Until the financial crisis, the SNP pitch was a curious mix of social democracy and neo-liberal economics, epitomised by Alex Salmond’s appeal for Scots to join the “arc of prosperity” from Iceland to Ireland. The slaying of Ireland’s Celtic Tiger was a blessing in disguise for Scottish nationalists, says O’Toole.

“I think Ireland has done Scotland a great favour by collapsing,” he says. “It burst that bubble. All that rhetoric around the Celtic Tiger is usefully gone. It is really important that you know in advance that that was all rubbish, that the tasks are much more serious and long-term and that corporation tax isn’t just some sort of pixie dust that you can sprinkle over everything and it will be fine.”

SCOTLAND, says O’Toole, is much better placed than Ireland was to avoid the pitfalls that can follow independence, such as a focus on nationalism rather than the ability to better determine policy goals.

“That’s where Scotland’s great strength is. It’s coming to this question at a time when a great deal of the stupidity is gone and therefore you can take a decision on independence in a way that allows you to avoid having to learn the hard way what those stupidities were.

“I think Ireland wasn’t that fortunate. It had to go through this very painful process of learning what’s wrong with the monolithic identity, what’s wrong with defining yourself in opposition to somebody else.”

Identity is often cast as either/or. Scottish or British. Irish or English. The 21st-century reality is that relationships across these islands are both/and.

“Scotland will always be British. You can’t ever not be what you have been. It is part of your DNA. You can’t extract it. It is about being something else as well. What that is, that is where the excitement lies.”

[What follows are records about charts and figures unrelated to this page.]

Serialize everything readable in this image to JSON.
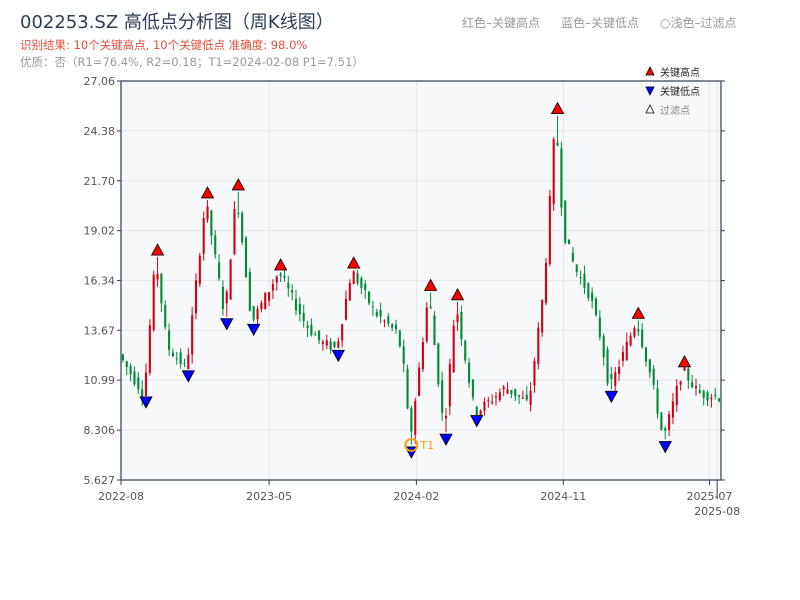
{
  "title": "002253.SZ 高低点分析图（周K线图）",
  "result_line": "识别结果: 10个关键高点, 10个关键低点  准确度: 98.0%",
  "quality_line": "优质：否（R1=76.4%, R2=0.18；T1=2024-02-08 P1=7.51）",
  "top_legend": {
    "red": "红色–关键高点",
    "blue": "蓝色–关键低点",
    "light": "○浅色–过滤点"
  },
  "chart_data": {
    "type": "candlestick",
    "ylim": [
      5.627,
      27.06
    ],
    "yticks": [
      "5.627",
      "8.306",
      "10.99",
      "13.67",
      "16.34",
      "19.02",
      "21.70",
      "24.38",
      "27.06"
    ],
    "xticks": [
      {
        "label": "2022-08",
        "week": 0
      },
      {
        "label": "2023-05",
        "week": 38.5
      },
      {
        "label": "2024-02",
        "week": 76.8
      },
      {
        "label": "2024-11",
        "week": 115
      },
      {
        "label": "2025-07",
        "week": 153
      },
      {
        "label": "2025-08",
        "week": 155
      }
    ],
    "weeks": 156,
    "legend": [
      "关键高点",
      "关键低点",
      "过滤点"
    ],
    "colors": {
      "up": "#d0021b",
      "down": "#008a3a",
      "high": "#ff0000",
      "low": "#0000ff",
      "t1": "#f39c12"
    },
    "price_path": [
      [
        0,
        12.2
      ],
      [
        6,
        10.2
      ],
      [
        9,
        17.6
      ],
      [
        12,
        12.8
      ],
      [
        17,
        11.6
      ],
      [
        22,
        20.67
      ],
      [
        27,
        14.4
      ],
      [
        30,
        21.1
      ],
      [
        34,
        14.1
      ],
      [
        41,
        16.8
      ],
      [
        48,
        14
      ],
      [
        52,
        13
      ],
      [
        56,
        12.7
      ],
      [
        60,
        16.9
      ],
      [
        66,
        14.6
      ],
      [
        72,
        13.5
      ],
      [
        74,
        11
      ],
      [
        75,
        7.51
      ],
      [
        80,
        15.7
      ],
      [
        84,
        8.2
      ],
      [
        87,
        15.2
      ],
      [
        92,
        9.2
      ],
      [
        100,
        10.6
      ],
      [
        106,
        9.7
      ],
      [
        110,
        16
      ],
      [
        113,
        25.2
      ],
      [
        115,
        19
      ],
      [
        118,
        17
      ],
      [
        122,
        15.5
      ],
      [
        125,
        13
      ],
      [
        127,
        10.5
      ],
      [
        134,
        14.2
      ],
      [
        138,
        11
      ],
      [
        141,
        7.8
      ],
      [
        146,
        11.6
      ],
      [
        150,
        10.3
      ],
      [
        155,
        10.1
      ]
    ],
    "key_highs": [
      {
        "week": 9,
        "price": 17.6
      },
      {
        "week": 22,
        "price": 20.67
      },
      {
        "week": 30,
        "price": 21.1
      },
      {
        "week": 41,
        "price": 16.8
      },
      {
        "week": 60,
        "price": 16.9
      },
      {
        "week": 80,
        "price": 15.7
      },
      {
        "week": 87,
        "price": 15.2
      },
      {
        "week": 113,
        "price": 25.2
      },
      {
        "week": 134,
        "price": 14.2
      },
      {
        "week": 146,
        "price": 11.6
      }
    ],
    "key_lows": [
      {
        "week": 6,
        "price": 10.2
      },
      {
        "week": 17,
        "price": 11.6
      },
      {
        "week": 27,
        "price": 14.4
      },
      {
        "week": 34,
        "price": 14.1
      },
      {
        "week": 56,
        "price": 12.7
      },
      {
        "week": 75,
        "price": 7.51
      },
      {
        "week": 84,
        "price": 8.2
      },
      {
        "week": 92,
        "price": 9.2
      },
      {
        "week": 127,
        "price": 10.5
      },
      {
        "week": 141,
        "price": 7.8
      }
    ],
    "t1": {
      "label": "T1",
      "week": 75,
      "price": 7.51
    }
  }
}
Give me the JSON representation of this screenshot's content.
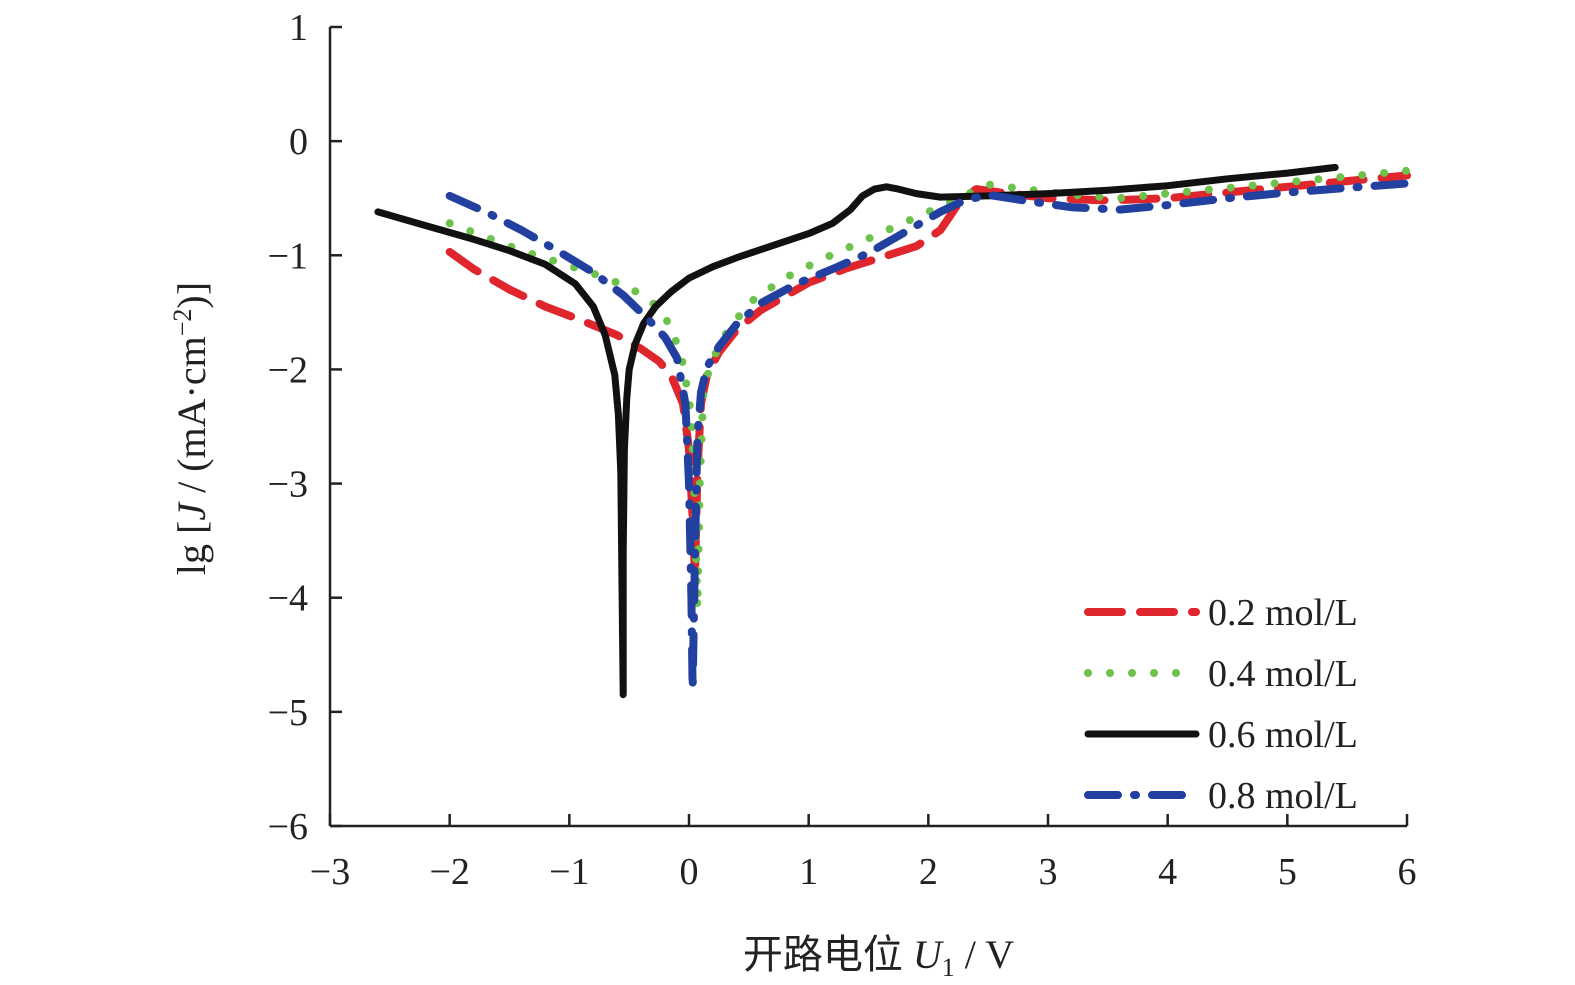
{
  "chart_data": {
    "type": "line",
    "title": "",
    "xlabel": {
      "prefix": "开路电位 ",
      "symbol": "U",
      "sub": "1",
      "unit": " / V"
    },
    "ylabel": {
      "prefix": "lg [",
      "symbol": "J",
      "middle": " / (mA·cm",
      "sup": "−2",
      "suffix": ")]"
    },
    "xlim": [
      -3,
      6
    ],
    "ylim": [
      -6,
      1
    ],
    "xticks": [
      -3,
      -2,
      -1,
      0,
      1,
      2,
      3,
      4,
      5,
      6
    ],
    "xtick_labels": [
      "−3",
      "−2",
      "−1",
      "0",
      "1",
      "2",
      "3",
      "4",
      "5",
      "6"
    ],
    "yticks": [
      1,
      0,
      -1,
      -2,
      -3,
      -4,
      -5,
      -6
    ],
    "ytick_labels": [
      "1",
      "0",
      "−1",
      "−2",
      "−3",
      "−4",
      "−5",
      "−6"
    ],
    "grid": false,
    "legend_position": "bottom-right",
    "series": [
      {
        "name": "0.2 mol/L",
        "color": "#e0262d",
        "style": "dashed",
        "x": [
          -2.0,
          -1.8,
          -1.5,
          -1.2,
          -0.9,
          -0.6,
          -0.4,
          -0.25,
          -0.15,
          -0.05,
          0.0,
          0.03,
          0.05,
          0.07,
          0.1,
          0.15,
          0.25,
          0.4,
          0.6,
          0.8,
          1.0,
          1.3,
          1.6,
          1.9,
          2.1,
          2.25,
          2.4,
          2.6,
          3.0,
          3.5,
          4.0,
          4.5,
          5.0,
          5.5,
          6.0
        ],
        "y": [
          -0.97,
          -1.12,
          -1.3,
          -1.45,
          -1.57,
          -1.7,
          -1.82,
          -1.93,
          -2.05,
          -2.3,
          -2.7,
          -3.3,
          -3.8,
          -2.9,
          -2.3,
          -2.05,
          -1.85,
          -1.65,
          -1.48,
          -1.36,
          -1.24,
          -1.12,
          -1.02,
          -0.92,
          -0.78,
          -0.55,
          -0.42,
          -0.45,
          -0.5,
          -0.52,
          -0.5,
          -0.45,
          -0.4,
          -0.35,
          -0.3
        ]
      },
      {
        "name": "0.4 mol/L",
        "color": "#6cc24a",
        "style": "dotted",
        "x": [
          -2.0,
          -1.7,
          -1.4,
          -1.1,
          -0.8,
          -0.5,
          -0.3,
          -0.15,
          -0.05,
          0.02,
          0.05,
          0.07,
          0.09,
          0.12,
          0.18,
          0.3,
          0.5,
          0.8,
          1.1,
          1.4,
          1.7,
          2.0,
          2.3,
          2.5,
          2.8,
          3.2,
          3.6,
          4.0,
          4.5,
          5.0,
          5.5,
          6.0
        ],
        "y": [
          -0.72,
          -0.84,
          -0.96,
          -1.06,
          -1.16,
          -1.28,
          -1.42,
          -1.62,
          -1.95,
          -2.4,
          -3.2,
          -4.1,
          -3.0,
          -2.2,
          -1.95,
          -1.7,
          -1.42,
          -1.2,
          -1.04,
          -0.9,
          -0.76,
          -0.62,
          -0.48,
          -0.38,
          -0.42,
          -0.47,
          -0.5,
          -0.46,
          -0.41,
          -0.36,
          -0.31,
          -0.26
        ]
      },
      {
        "name": "0.6 mol/L",
        "color": "#111111",
        "style": "solid",
        "x": [
          -2.6,
          -2.2,
          -1.8,
          -1.5,
          -1.2,
          -0.95,
          -0.8,
          -0.7,
          -0.62,
          -0.59,
          -0.57,
          -0.56,
          -0.55,
          -0.55,
          -0.54,
          -0.52,
          -0.5,
          -0.45,
          -0.38,
          -0.28,
          -0.15,
          0.0,
          0.2,
          0.4,
          0.6,
          0.8,
          1.0,
          1.2,
          1.35,
          1.45,
          1.55,
          1.65,
          1.75,
          1.9,
          2.1,
          2.5,
          3.0,
          3.5,
          4.0,
          4.5,
          5.0,
          5.4
        ],
        "y": [
          -0.62,
          -0.74,
          -0.86,
          -0.96,
          -1.08,
          -1.25,
          -1.45,
          -1.7,
          -2.05,
          -2.4,
          -2.9,
          -3.9,
          -4.85,
          -3.6,
          -2.7,
          -2.25,
          -2.0,
          -1.78,
          -1.6,
          -1.45,
          -1.32,
          -1.2,
          -1.1,
          -1.02,
          -0.95,
          -0.88,
          -0.81,
          -0.72,
          -0.6,
          -0.48,
          -0.42,
          -0.4,
          -0.42,
          -0.46,
          -0.49,
          -0.48,
          -0.46,
          -0.43,
          -0.39,
          -0.33,
          -0.28,
          -0.23
        ]
      },
      {
        "name": "0.8 mol/L",
        "color": "#2240a0",
        "style": "dash-dot",
        "x": [
          -2.0,
          -1.7,
          -1.4,
          -1.1,
          -0.8,
          -0.55,
          -0.35,
          -0.2,
          -0.1,
          -0.03,
          0.0,
          0.02,
          0.03,
          0.05,
          0.07,
          0.1,
          0.15,
          0.25,
          0.4,
          0.6,
          0.9,
          1.2,
          1.5,
          1.8,
          2.1,
          2.3,
          2.5,
          2.8,
          3.2,
          3.6,
          4.0,
          4.5,
          5.0,
          5.5,
          6.0
        ],
        "y": [
          -0.48,
          -0.62,
          -0.78,
          -0.96,
          -1.15,
          -1.35,
          -1.55,
          -1.72,
          -1.9,
          -2.3,
          -3.0,
          -4.0,
          -4.8,
          -3.6,
          -2.6,
          -2.2,
          -1.98,
          -1.8,
          -1.6,
          -1.42,
          -1.25,
          -1.12,
          -0.98,
          -0.8,
          -0.62,
          -0.52,
          -0.47,
          -0.52,
          -0.58,
          -0.6,
          -0.56,
          -0.5,
          -0.45,
          -0.41,
          -0.37
        ]
      }
    ]
  }
}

Scotland’s constitutional tumult has not gone unnoticed in Ireland, particularly in the north. “Scottish independence would leave Northern Ireland in a very anomalous position,” says O’Toole. “Particularly if you put Scottish independence in the mix with potential English withdrawal from the EU. This is big stuff for Ireland.”

But the future for Ireland, as it is for Scotland, is the kind of open, capacious versions of identity performed on the streets of Dublin last month.

“If we are ever going to have a long-term solution on these islands it does involve the Irish majority accepting its Britishness, not in a way that diminished or undermines its Irishness. This place has been intertwined for centuries. We can’t undo that and why should we?”